Chung A., Perera R., Brueggemann AB., Elamin AE., Harnden A., Mayon-White R., Smith S., Crook DW., Mant D.
OBJECTIVE: To assess the effect of community prescribing of an antibiotic for acute respiratory infection on the prevalence of antibiotic resistant bacteria in an individual child. STUDY DESIGN: Observational cohort study with follow-up at two and 12 weeks. SETTING: General practices in Oxfordshire. PARTICIPANTS: 119 children with acute respiratory tract infection, of whom 71 received a beta lactam antibiotic. MAIN OUTCOME MEASURES: Antibiotic resistance was assessed by the geometric mean minimum inhibitory concentration (MIC) for ampicillin and presence of the ICEHin1056 resistance element in up to four isolates of Haemophilus species recovered from throat swabs at recruitment, two weeks, and 12 weeks. RESULTS: Prescribing amoxicillin to a child in general practice more than triples the mean minimum inhibitory concentration for ampicillin (9.2 microg/ml v 2.7 microg/ml, P=0.005) and doubles the risk of isolation of Haemophilus isolates possessing homologues of ICEHin1056 (67% v 36%; relative risk 1.9, 95% confidence interval 1.2 to 2.9) two weeks later.

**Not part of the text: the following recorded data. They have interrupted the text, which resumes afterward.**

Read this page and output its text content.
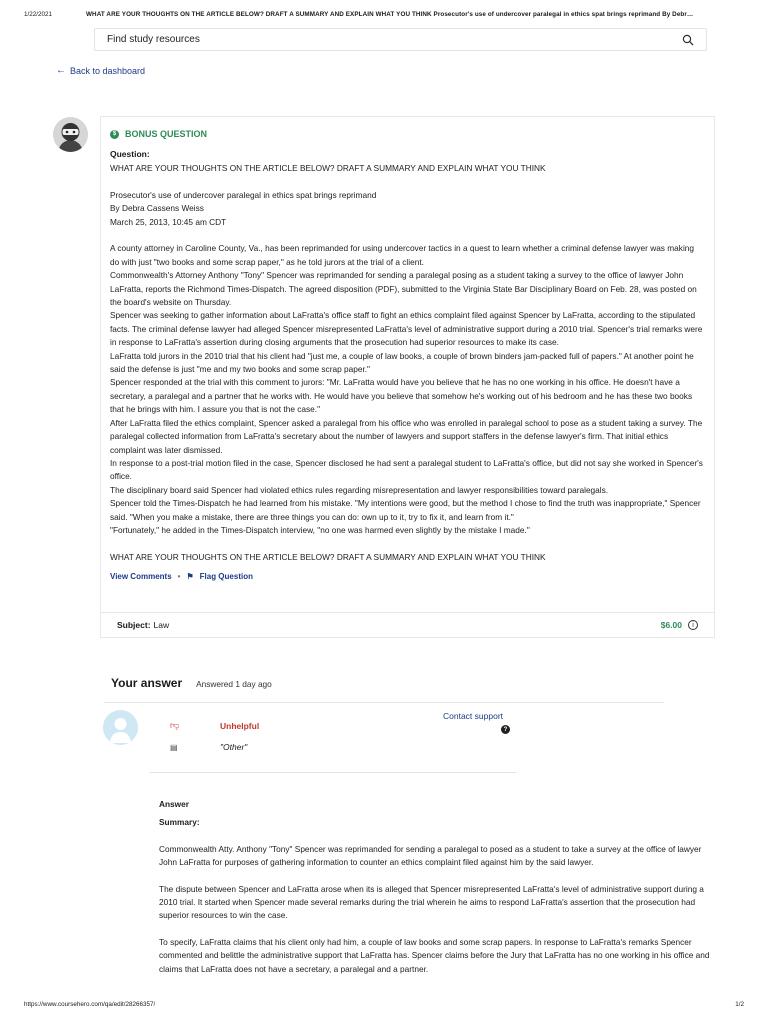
1/22/2021	WHAT ARE YOUR THOUGHTS ON THE ARTICLE BELOW? DRAFT A SUMMARY AND EXPLAIN WHAT YOU THINK Prosecutor's use of undercover paralegal in ethics spat brings reprimand By Debr…
Find study resources
← Back to dashboard
$ BONUS QUESTION
Question:

WHAT ARE YOUR THOUGHTS ON THE ARTICLE BELOW? DRAFT A SUMMARY AND EXPLAIN WHAT YOU THINK

Prosecutor's use of undercover paralegal in ethics spat brings reprimand

By Debra Cassens Weiss

March 25, 2013, 10:45 am CDT

A county attorney in Caroline County, Va., has been reprimanded for using undercover tactics in a quest to learn whether a criminal defense lawyer was making do with just "two books and some scrap paper," as he told jurors at the trial of a client.

Commonwealth's Attorney Anthony "Tony" Spencer was reprimanded for sending a paralegal posing as a student taking a survey to the office of lawyer John LaFratta, reports the Richmond Times-Dispatch. The agreed disposition (PDF), submitted to the Virginia State Bar Disciplinary Board on Feb. 28, was posted on the board's website on Thursday.

Spencer was seeking to gather information about LaFratta's office staff to fight an ethics complaint filed against Spencer by LaFratta, according to the stipulated facts. The criminal defense lawyer had alleged Spencer misrepresented LaFratta's level of administrative support during a 2010 trial. Spencer's trial remarks were in response to LaFratta's assertion during closing arguments that the prosecution had superior resources to make its case.

LaFratta told jurors in the 2010 trial that his client had "just me, a couple of law books, a couple of brown binders jam-packed full of papers." At another point he said the defense is just "me and my two books and some scrap paper."

Spencer responded at the trial with this comment to jurors: "Mr. LaFratta would have you believe that he has no one working in his office. He doesn't have a secretary, a paralegal and a partner that he works with. He would have you believe that somehow he's working out of his bedroom and he has these two books that he brings with him. I assure you that is not the case."

After LaFratta filed the ethics complaint, Spencer asked a paralegal from his office who was enrolled in paralegal school to pose as a student taking a survey. The paralegal collected information from LaFratta's secretary about the number of lawyers and support staffers in the defense lawyer's firm. That initial ethics complaint was later dismissed.

In response to a post-trial motion filed in the case, Spencer disclosed he had sent a paralegal student to LaFratta's office, but did not say she worked in Spencer's office.

The disciplinary board said Spencer had violated ethics rules regarding misrepresentation and lawyer responsibilities toward paralegals.

Spencer told the Times-Dispatch he had learned from his mistake. "My intentions were good, but the method I chose to find the truth was inappropriate," Spencer said. "When you make a mistake, there are three things you can do: own up to it, try to fix it, and learn from it."

"Fortunately," he added in the Times-Dispatch interview, "no one was harmed even slightly by the mistake I made."

WHAT ARE YOUR THOUGHTS ON THE ARTICLE BELOW? DRAFT A SUMMARY AND EXPLAIN WHAT YOU THINK

View Comments • ⚑ Flag Question
Subject: Law	$6.00	i
Your answer Answered 1 day ago
👎︎	Unhelpful
Contact support
?
▤	"Other"
Answer
Summary:

Commonwealth Atty. Anthony "Tony" Spencer was reprimanded for sending a paralegal to posed as a student to take a survey at the office of lawyer John LaFratta for purposes of gathering information to counter an ethics complaint filed against him by the said lawyer.

The dispute between Spencer and LaFratta arose when its is alleged that Spencer misrepresented LaFratta's level of administrative support during a 2010 trial. It started when Spencer made several remarks during the trial wherein he aims to respond LaFratta's assertion that the prosecution had superior resources to win the case.

To specify, LaFratta claims that his client only had him, a couple of law books and some scrap papers. In response to LaFratta's remarks Spencer commented and belittle the administrative support that LaFratta has. Spencer claims before the Jury that LaFratta has no one working in his office and claims that LaFratta does not have a secretary, a paralegal and a partner.

https://www.coursehero.com/qa/edit/28266357/	1/2
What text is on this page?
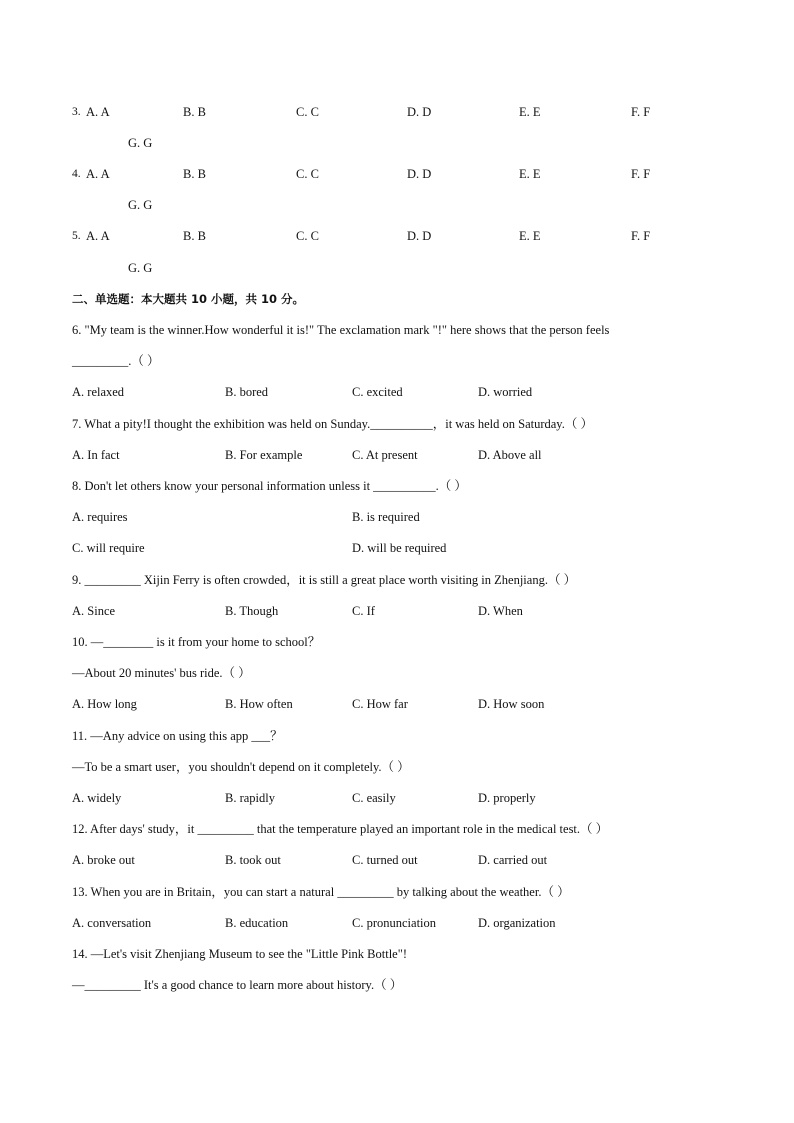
3. A. A	B. B	C. C	D. D	E. E	F. F
G. G
4. A. A	B. B	C. C	D. D	E. E	F. F
G. G
5. A. A	B. B	C. C	D. D	E. E	F. F
G. G
二、单选题：本大题共 10 小题，共 10 分。
6. "My team is the winner.How wonderful it is!" The exclamation mark "!" here shows that the person feels
_________.（ ）
A. relaxed	B. bored	C. excited	D. worried
7. What a pity!I thought the exhibition was held on Sunday.__________，it was held on Saturday.（ ）
A. In fact	B. For example	C. At present	D. Above all
8. Don't let others know your personal information unless it __________.（ ）
A. requires	B. is required
C. will require	D. will be required
9. _________ Xijin Ferry is often crowded，it is still a great place worth visiting in Zhenjiang.（ ）
A. Since	B. Though	C. If	D. When
10. —________ is it from your home to school？
—About 20 minutes' bus ride.（ ）
A. How long	B. How often	C. How far	D. How soon
11. —Any advice on using this app ___？
—To be a smart user，you shouldn't depend on it completely.（ ）
A. widely	B. rapidly	C. easily	D. properly
12. After days' study，it _________ that the temperature played an important role in the medical test.（ ）
A. broke out	B. took out	C. turned out	D. carried out
13. When you are in Britain，you can start a natural _________ by talking about the weather.（ ）
A. conversation	B. education	C. pronunciation	D. organization
14. —Let's visit Zhenjiang Museum to see the "Little Pink Bottle"!
—_________ It's a good chance to learn more about history.（ ）
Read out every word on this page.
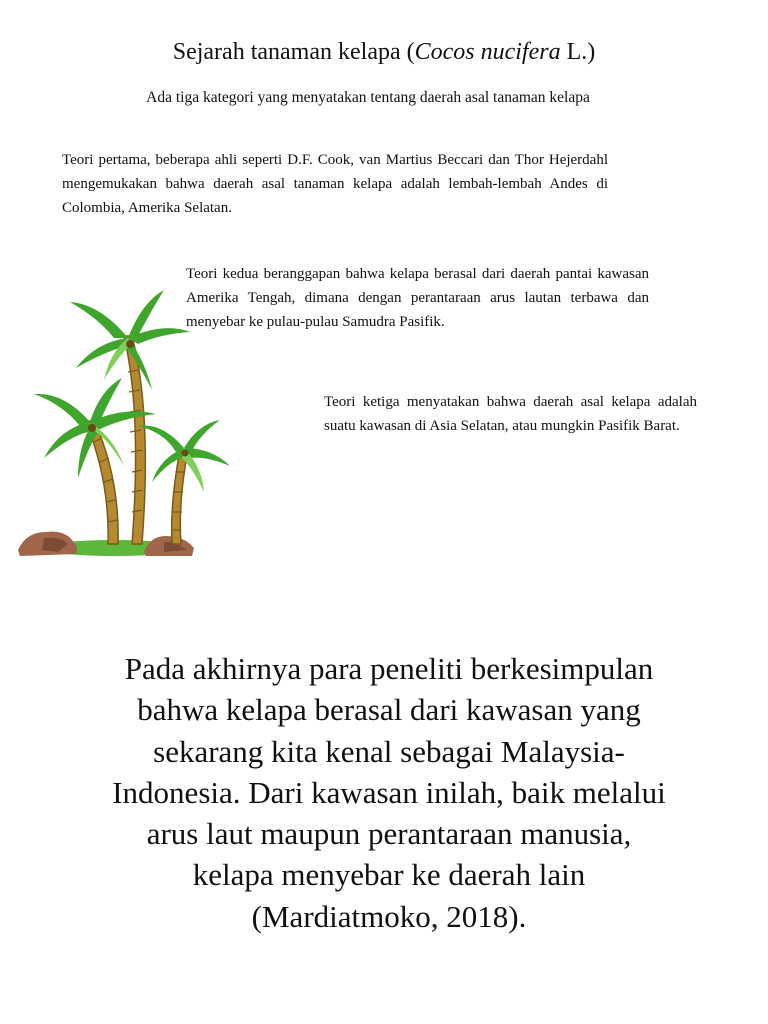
Sejarah tanaman kelapa (Cocos nucifera L.)
Ada tiga kategori yang menyatakan tentang daerah asal tanaman kelapa

Teori pertama, beberapa ahli seperti D.F. Cook, van Martius Beccari dan Thor Hejerdahl mengemukakan bahwa daerah asal tanaman kelapa adalah lembah-lembah Andes di Colombia, Amerika Selatan.

Teori kedua beranggapan bahwa kelapa berasal dari daerah pantai kawasan Amerika Tengah, dimana dengan perantaraan arus lautan terbawa dan menyebar ke pulau-pulau Samudra Pasifik.

Teori ketiga menyatakan bahwa daerah asal kelapa adalah suatu kawasan di Asia Selatan, atau mungkin Pasifik Barat.

Pada akhirnya para peneliti berkesimpulan bahwa kelapa berasal dari kawasan yang sekarang kita kenal sebagai Malaysia-Indonesia. Dari kawasan inilah, baik melalui arus laut maupun perantaraan manusia, kelapa menyebar ke daerah lain (Mardiatmoko, 2018).
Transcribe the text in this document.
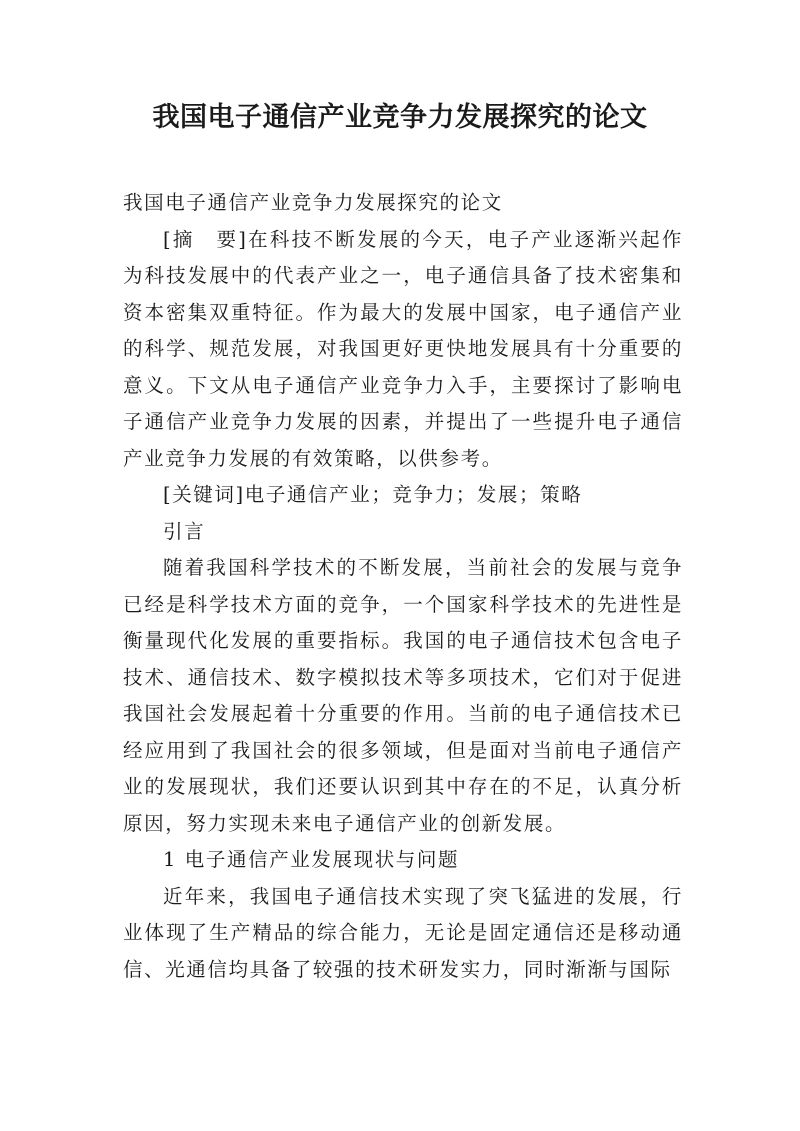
我国电子通信产业竞争力发展探究的论文

我国电子通信产业竞争力发展探究的论文

[摘　要]在科技不断发展的今天，电子产业逐渐兴起作为科技发展中的代表产业之一，电子通信具备了技术密集和资本密集双重特征。作为最大的发展中国家，电子通信产业的科学、规范发展，对我国更好更快地发展具有十分重要的意义。下文从电子通信产业竞争力入手，主要探讨了影响电子通信产业竞争力发展的因素，并提出了一些提升电子通信产业竞争力发展的有效策略，以供参考。

[关键词]电子通信产业；竞争力；发展；策略

引言

随着我国科学技术的不断发展，当前社会的发展与竞争已经是科学技术方面的竞争，一个国家科学技术的先进性是衡量现代化发展的重要指标。我国的电子通信技术包含电子技术、通信技术、数字模拟技术等多项技术，它们对于促进我国社会发展起着十分重要的作用。当前的电子通信技术已经应用到了我国社会的很多领域，但是面对当前电子通信产业的发展现状，我们还要认识到其中存在的不足，认真分析原因，努力实现未来电子通信产业的创新发展。

1 电子通信产业发展现状与问题

近年来，我国电子通信技术实现了突飞猛进的发展，行业体现了生产精品的综合能力，无论是固定通信还是移动通信、光通信均具备了较强的技术研发实力，同时渐渐与国际
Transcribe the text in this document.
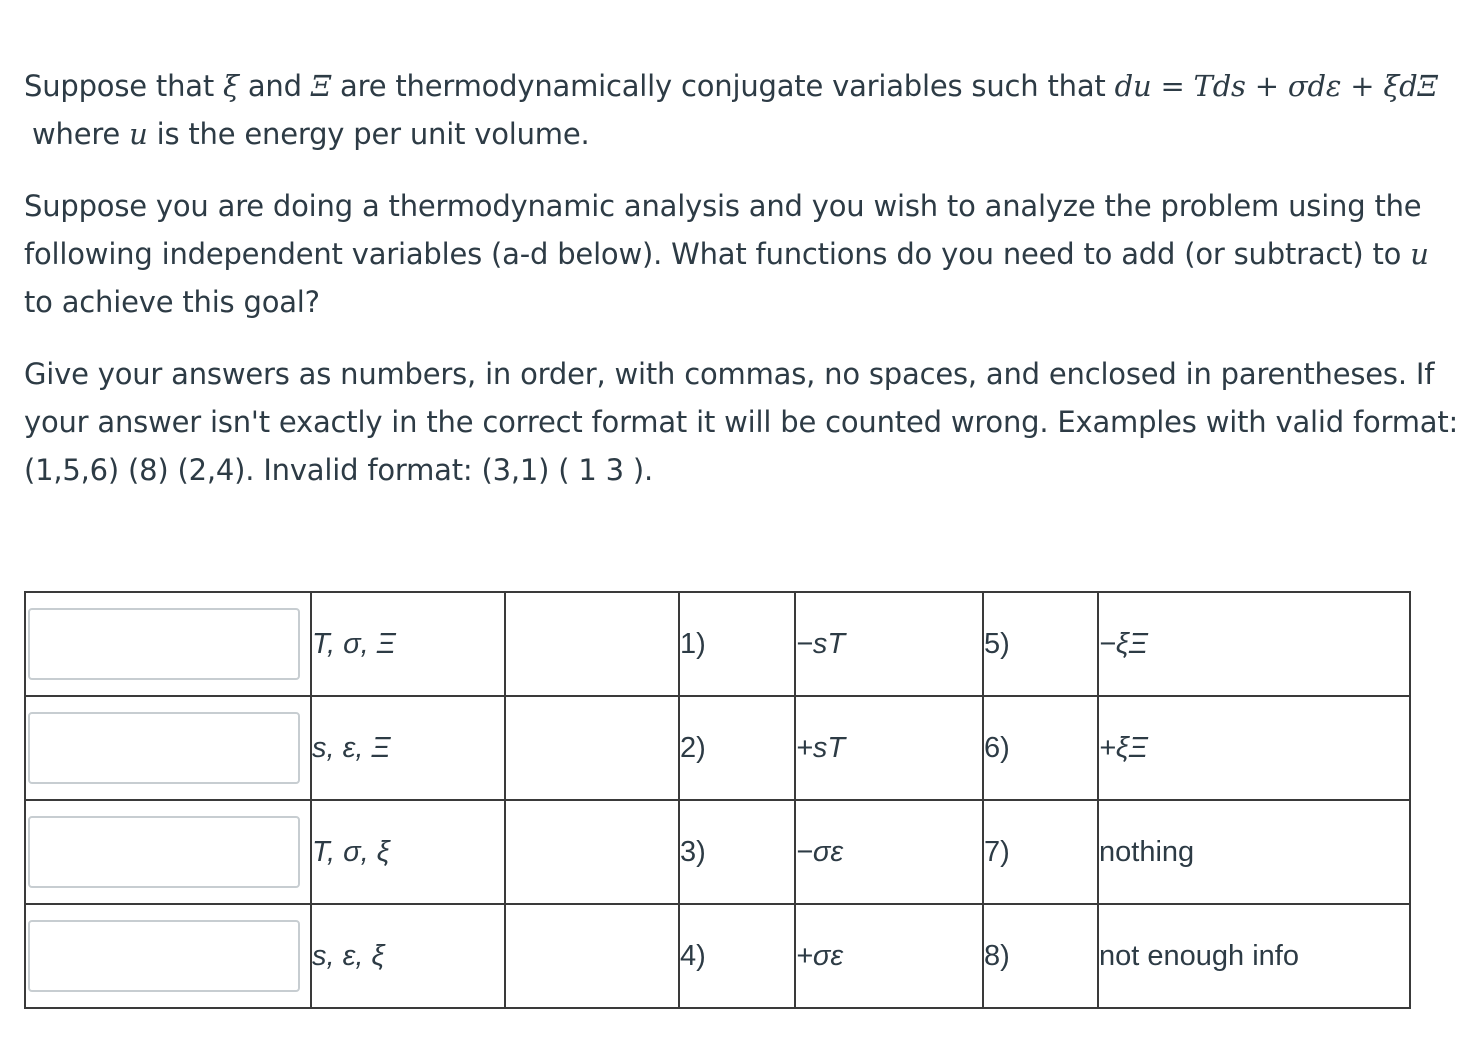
Suppose that ξ and Ξ are thermodynamically conjugate variables such that du = Tds + σdε + ξdΞ
where u is the energy per unit volume.

Suppose you are doing a thermodynamic analysis and you wish to analyze the problem using the following independent variables (a-d below). What functions do you need to add (or subtract) to u to achieve this goal?

Give your answers as numbers, in order, with commas, no spaces, and enclosed in parentheses. If your answer isn't exactly in the correct format it will be counted wrong. Examples with valid format: (1,5,6) (8) (2,4). Invalid format: (3,1) ( 1 3 ).

	T, σ, Ξ		1)	−sT	5)	−ξΞ

	s, ε, Ξ		2)	+sT	6)	+ξΞ

	T, σ, ξ		3)	−σε	7)	nothing

	s, ε, ξ		4)	+σε	8)	not enough info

Although this increase is transient (by 12 weeks ampicillin resistance had fallen close to baseline), it is in the context of recovery of the element from 35% of children with Haemophilus isolates at recruitment and from 83% (76% to 89%) at some point in the study. CONCLUSION: The short term effect of amoxicillin prescribed in primary care is transitory in the individual child but sufficient to sustain a high level of antibiotic resistance in the population.